On August 17, 1987, McAusland informed Muldoon that Litton was ready to submit its ATACC proposal. They agreed that Muldoon should not attempt to obtain copies of all the competitor’s technical proposals. McAusland stated that to do so would be “playing with fire.” The two agreed to wait until after the government had examined the initial proposals to determine whether Muldoon needed to obtain a particular competitor’s proposal.

.Muldoon told Pafort about McAusland’s decision not to obtain copies of all the technical proposals. Muldoon stated that he would not obtain a competitor’s proposal unless a proposal contained a design that Litton would want to “steal.”

On August 21, 1987, Pafort, asked Mul-doon how soon he would have the information about the competitors’ bids. Later, McAusland told Muldoon that Muldoon could sell the information to another competitor if Litton did not have a chance of getting the contract.

On September 24, 1987, Saunders told Muldoon that he did not expect to obtain any information on ATACC in the near future. However, Saunders stated he might be able to learn where Litton stood in comparison with the other companies. Muldoon then told Pafort that he had asked his source to find out where Litton stood. Muldoon said that if he obtained this information, Pafort should come to Washington rather than discussing it on the telephone. Pafort agreed.

On September 29, Stone told Saunders what each competitor in the ATACC procurement had bid. Stone also told Saunders that Litton’s bid had been the highest and was not in the competitive range.

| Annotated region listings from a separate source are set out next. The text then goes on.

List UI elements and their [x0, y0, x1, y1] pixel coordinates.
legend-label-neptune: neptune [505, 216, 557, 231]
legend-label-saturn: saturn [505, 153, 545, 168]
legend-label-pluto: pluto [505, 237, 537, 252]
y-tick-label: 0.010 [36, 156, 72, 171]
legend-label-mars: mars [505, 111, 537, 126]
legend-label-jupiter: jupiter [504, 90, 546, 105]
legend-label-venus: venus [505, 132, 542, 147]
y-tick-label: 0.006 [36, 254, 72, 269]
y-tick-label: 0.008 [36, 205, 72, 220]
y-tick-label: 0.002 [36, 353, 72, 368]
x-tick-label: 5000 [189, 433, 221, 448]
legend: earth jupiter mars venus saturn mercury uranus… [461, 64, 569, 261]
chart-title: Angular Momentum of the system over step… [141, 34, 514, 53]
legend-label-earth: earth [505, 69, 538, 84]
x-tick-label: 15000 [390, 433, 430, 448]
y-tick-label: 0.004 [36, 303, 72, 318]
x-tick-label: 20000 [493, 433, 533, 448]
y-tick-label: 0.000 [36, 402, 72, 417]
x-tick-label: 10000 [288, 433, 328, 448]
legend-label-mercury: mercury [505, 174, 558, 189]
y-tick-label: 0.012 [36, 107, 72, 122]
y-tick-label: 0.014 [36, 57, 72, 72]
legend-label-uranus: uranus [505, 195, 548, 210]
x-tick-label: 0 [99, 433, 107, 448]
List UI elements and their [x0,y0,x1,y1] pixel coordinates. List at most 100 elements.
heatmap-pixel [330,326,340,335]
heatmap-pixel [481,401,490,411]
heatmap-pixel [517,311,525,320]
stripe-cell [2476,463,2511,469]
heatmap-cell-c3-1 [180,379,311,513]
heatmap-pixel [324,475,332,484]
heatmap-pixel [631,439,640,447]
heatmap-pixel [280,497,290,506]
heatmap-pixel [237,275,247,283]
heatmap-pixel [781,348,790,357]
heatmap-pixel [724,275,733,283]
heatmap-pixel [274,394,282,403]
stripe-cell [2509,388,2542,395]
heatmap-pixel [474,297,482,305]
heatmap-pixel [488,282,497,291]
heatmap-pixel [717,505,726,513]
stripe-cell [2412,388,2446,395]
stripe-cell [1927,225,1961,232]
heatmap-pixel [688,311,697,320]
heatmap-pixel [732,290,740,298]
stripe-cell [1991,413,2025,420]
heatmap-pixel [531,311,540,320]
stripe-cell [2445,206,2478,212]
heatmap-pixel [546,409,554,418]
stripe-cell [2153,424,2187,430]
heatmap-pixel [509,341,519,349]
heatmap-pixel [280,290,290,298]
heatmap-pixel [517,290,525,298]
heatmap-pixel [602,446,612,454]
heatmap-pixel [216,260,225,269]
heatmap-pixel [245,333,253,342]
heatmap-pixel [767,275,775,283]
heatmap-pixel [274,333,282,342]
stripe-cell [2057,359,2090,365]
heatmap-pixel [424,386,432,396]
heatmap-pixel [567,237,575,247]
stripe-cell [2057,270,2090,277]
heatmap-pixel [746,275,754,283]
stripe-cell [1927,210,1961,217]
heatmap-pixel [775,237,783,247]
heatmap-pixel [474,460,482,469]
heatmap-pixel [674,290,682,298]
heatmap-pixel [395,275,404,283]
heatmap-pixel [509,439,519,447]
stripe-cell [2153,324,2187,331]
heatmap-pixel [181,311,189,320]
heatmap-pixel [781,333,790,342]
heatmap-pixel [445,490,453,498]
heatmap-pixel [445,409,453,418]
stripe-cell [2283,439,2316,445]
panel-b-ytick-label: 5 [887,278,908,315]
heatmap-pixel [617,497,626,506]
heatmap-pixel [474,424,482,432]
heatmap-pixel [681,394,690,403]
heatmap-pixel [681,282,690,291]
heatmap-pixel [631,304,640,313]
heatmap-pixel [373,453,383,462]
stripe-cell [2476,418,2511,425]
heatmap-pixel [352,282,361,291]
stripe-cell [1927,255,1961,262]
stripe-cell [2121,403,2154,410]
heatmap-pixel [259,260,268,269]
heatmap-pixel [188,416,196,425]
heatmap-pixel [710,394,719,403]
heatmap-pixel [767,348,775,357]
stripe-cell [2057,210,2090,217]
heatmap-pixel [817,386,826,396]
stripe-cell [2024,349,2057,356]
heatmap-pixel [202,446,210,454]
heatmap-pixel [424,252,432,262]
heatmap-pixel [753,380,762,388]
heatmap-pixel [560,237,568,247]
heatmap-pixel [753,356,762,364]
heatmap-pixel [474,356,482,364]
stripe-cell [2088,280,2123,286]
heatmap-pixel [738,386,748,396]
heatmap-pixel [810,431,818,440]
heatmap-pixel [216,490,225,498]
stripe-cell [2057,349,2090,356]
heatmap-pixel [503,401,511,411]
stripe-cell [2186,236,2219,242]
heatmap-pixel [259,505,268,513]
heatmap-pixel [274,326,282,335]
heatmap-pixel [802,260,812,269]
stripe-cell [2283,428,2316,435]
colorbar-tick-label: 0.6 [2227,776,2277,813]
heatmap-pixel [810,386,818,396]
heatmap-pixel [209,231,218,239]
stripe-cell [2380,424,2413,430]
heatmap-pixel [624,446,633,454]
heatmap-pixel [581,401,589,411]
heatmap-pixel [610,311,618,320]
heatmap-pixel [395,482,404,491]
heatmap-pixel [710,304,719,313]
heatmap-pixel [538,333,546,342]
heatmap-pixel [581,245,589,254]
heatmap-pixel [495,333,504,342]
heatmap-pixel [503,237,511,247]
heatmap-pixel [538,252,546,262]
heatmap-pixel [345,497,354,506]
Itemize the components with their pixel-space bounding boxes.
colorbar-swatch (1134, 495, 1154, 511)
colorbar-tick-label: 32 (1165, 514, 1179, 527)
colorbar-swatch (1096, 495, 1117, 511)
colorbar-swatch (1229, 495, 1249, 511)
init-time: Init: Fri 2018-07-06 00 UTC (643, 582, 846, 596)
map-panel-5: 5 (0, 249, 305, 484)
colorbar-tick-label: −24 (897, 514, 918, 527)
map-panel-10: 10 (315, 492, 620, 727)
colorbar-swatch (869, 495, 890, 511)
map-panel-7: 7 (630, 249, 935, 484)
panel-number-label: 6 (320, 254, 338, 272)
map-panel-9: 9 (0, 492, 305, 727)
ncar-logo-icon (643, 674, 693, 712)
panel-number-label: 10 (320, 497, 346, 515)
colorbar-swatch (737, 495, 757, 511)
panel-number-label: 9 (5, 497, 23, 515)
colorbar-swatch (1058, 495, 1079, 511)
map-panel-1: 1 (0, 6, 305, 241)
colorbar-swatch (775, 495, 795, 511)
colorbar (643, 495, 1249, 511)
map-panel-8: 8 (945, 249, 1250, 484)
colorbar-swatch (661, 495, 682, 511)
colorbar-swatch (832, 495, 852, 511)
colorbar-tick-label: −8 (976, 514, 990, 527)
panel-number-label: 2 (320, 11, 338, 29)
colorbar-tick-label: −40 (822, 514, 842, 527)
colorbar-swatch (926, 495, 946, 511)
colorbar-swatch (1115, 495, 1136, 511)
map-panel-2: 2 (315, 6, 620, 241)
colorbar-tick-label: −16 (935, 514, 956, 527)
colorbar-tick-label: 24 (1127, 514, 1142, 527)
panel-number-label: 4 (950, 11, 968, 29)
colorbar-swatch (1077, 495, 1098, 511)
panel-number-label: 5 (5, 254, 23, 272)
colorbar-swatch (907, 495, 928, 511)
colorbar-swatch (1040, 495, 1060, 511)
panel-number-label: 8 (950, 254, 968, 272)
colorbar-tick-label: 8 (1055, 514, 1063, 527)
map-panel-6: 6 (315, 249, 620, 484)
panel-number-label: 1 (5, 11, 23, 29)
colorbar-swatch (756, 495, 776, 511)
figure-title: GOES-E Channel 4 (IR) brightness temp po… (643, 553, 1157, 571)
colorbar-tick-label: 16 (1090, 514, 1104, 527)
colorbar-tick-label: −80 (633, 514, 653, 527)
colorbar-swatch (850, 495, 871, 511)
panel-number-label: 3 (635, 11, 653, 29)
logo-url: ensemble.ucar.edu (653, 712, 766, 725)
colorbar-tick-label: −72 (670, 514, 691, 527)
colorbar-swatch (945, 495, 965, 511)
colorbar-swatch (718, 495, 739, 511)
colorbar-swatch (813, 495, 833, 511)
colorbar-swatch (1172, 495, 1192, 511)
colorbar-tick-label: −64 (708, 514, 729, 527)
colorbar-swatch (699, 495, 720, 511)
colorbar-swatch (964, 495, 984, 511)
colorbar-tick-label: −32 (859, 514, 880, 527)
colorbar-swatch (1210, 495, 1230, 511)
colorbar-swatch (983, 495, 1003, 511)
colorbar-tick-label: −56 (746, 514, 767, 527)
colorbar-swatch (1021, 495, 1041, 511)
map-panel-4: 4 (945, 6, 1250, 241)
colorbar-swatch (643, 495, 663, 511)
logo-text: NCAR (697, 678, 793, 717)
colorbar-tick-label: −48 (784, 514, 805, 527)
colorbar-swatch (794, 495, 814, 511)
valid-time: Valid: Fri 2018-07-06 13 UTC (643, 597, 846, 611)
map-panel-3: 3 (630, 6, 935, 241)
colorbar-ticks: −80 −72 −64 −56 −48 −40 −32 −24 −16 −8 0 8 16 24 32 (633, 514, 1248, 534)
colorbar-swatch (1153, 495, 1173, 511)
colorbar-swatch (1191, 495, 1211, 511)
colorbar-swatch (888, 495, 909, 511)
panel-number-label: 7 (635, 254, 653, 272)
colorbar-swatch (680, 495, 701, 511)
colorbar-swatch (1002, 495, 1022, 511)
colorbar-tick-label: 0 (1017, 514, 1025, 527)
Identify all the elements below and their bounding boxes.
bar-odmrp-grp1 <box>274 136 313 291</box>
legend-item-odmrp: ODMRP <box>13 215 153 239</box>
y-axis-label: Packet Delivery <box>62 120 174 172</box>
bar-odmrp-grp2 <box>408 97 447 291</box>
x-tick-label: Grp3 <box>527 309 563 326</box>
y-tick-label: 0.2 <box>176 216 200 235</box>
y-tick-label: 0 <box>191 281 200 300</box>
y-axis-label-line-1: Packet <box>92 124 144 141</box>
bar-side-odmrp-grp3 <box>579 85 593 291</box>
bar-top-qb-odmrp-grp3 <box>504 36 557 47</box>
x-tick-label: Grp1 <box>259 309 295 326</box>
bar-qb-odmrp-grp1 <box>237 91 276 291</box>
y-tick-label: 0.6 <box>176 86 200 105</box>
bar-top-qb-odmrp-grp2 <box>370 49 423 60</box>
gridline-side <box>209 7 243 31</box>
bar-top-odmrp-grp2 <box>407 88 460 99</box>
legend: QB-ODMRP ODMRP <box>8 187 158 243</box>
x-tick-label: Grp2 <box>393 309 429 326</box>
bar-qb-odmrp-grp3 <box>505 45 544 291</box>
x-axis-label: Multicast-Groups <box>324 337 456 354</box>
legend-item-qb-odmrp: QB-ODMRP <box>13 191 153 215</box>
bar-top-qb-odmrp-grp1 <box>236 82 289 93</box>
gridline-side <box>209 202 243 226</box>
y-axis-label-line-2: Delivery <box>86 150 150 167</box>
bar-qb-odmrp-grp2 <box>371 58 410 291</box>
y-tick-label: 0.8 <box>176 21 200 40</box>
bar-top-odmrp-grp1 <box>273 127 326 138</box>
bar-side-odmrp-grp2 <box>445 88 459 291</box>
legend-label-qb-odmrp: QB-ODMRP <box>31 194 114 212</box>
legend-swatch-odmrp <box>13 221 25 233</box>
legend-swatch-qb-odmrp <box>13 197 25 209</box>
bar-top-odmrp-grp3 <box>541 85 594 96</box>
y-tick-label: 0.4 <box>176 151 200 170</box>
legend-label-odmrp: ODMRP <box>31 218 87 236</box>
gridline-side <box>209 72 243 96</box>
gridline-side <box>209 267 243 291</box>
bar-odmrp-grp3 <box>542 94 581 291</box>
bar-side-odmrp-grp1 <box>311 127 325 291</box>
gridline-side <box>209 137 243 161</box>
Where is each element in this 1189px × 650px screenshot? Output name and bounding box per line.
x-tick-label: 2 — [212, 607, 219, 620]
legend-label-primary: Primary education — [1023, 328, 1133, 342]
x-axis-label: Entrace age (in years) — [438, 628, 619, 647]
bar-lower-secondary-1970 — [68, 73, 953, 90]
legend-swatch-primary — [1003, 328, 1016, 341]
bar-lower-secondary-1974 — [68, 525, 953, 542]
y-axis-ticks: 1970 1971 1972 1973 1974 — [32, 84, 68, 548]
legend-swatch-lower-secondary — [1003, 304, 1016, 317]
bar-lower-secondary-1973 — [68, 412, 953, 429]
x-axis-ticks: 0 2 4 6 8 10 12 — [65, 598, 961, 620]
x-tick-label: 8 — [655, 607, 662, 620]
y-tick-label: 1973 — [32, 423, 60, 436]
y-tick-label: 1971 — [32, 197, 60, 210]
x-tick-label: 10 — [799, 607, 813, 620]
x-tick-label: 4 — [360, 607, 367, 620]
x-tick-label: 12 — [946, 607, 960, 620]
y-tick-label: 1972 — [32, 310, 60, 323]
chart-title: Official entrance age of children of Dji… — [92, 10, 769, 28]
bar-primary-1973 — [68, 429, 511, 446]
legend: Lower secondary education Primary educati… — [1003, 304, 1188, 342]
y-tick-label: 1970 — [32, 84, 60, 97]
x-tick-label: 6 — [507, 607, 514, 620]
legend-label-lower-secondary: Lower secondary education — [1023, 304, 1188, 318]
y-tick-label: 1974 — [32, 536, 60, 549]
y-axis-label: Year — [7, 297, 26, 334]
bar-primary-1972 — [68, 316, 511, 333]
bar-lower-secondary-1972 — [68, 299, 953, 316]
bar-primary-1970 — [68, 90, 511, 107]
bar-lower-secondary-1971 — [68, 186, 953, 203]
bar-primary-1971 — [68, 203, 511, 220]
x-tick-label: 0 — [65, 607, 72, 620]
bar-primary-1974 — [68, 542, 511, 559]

Saunders then told Muldoon that Litton had submitted the highest bid and told Mul-doon the price Stone had quoted as being Litton’s. Saunders also told Muldoon that [973]*973Litton would be eliminated before the next stage of the competition.

On October 1, 1987, Muldoon gave this information to McAusland. McAusland verified that Muldoon had accurately reported Litton’s bid and agreed that Mul-doon’s other information was probably correct. Muldoon advised McAusland not to send a letter withdrawing Litton’s bid because Litton was not supposed to know that it would be eliminated. McAusland agreed.

Between October and March, 1988, SPA-WAR continued the evaluation process of the initial ATACC proposals. During this period, Pafort asked Muldoon for the latest information on ATACC. Pafort said he was interested because Litton had invested $1 million in its ATACC effort. In February, Pafort said he would like to see the ranking of the competitors, which Muldoon indicated he had obtained from his source. Muldoon had obtained them from Saunders who had, in turn, obtained them from Stone.

SPAWAR officials concluded their evaluation process in February, 1988.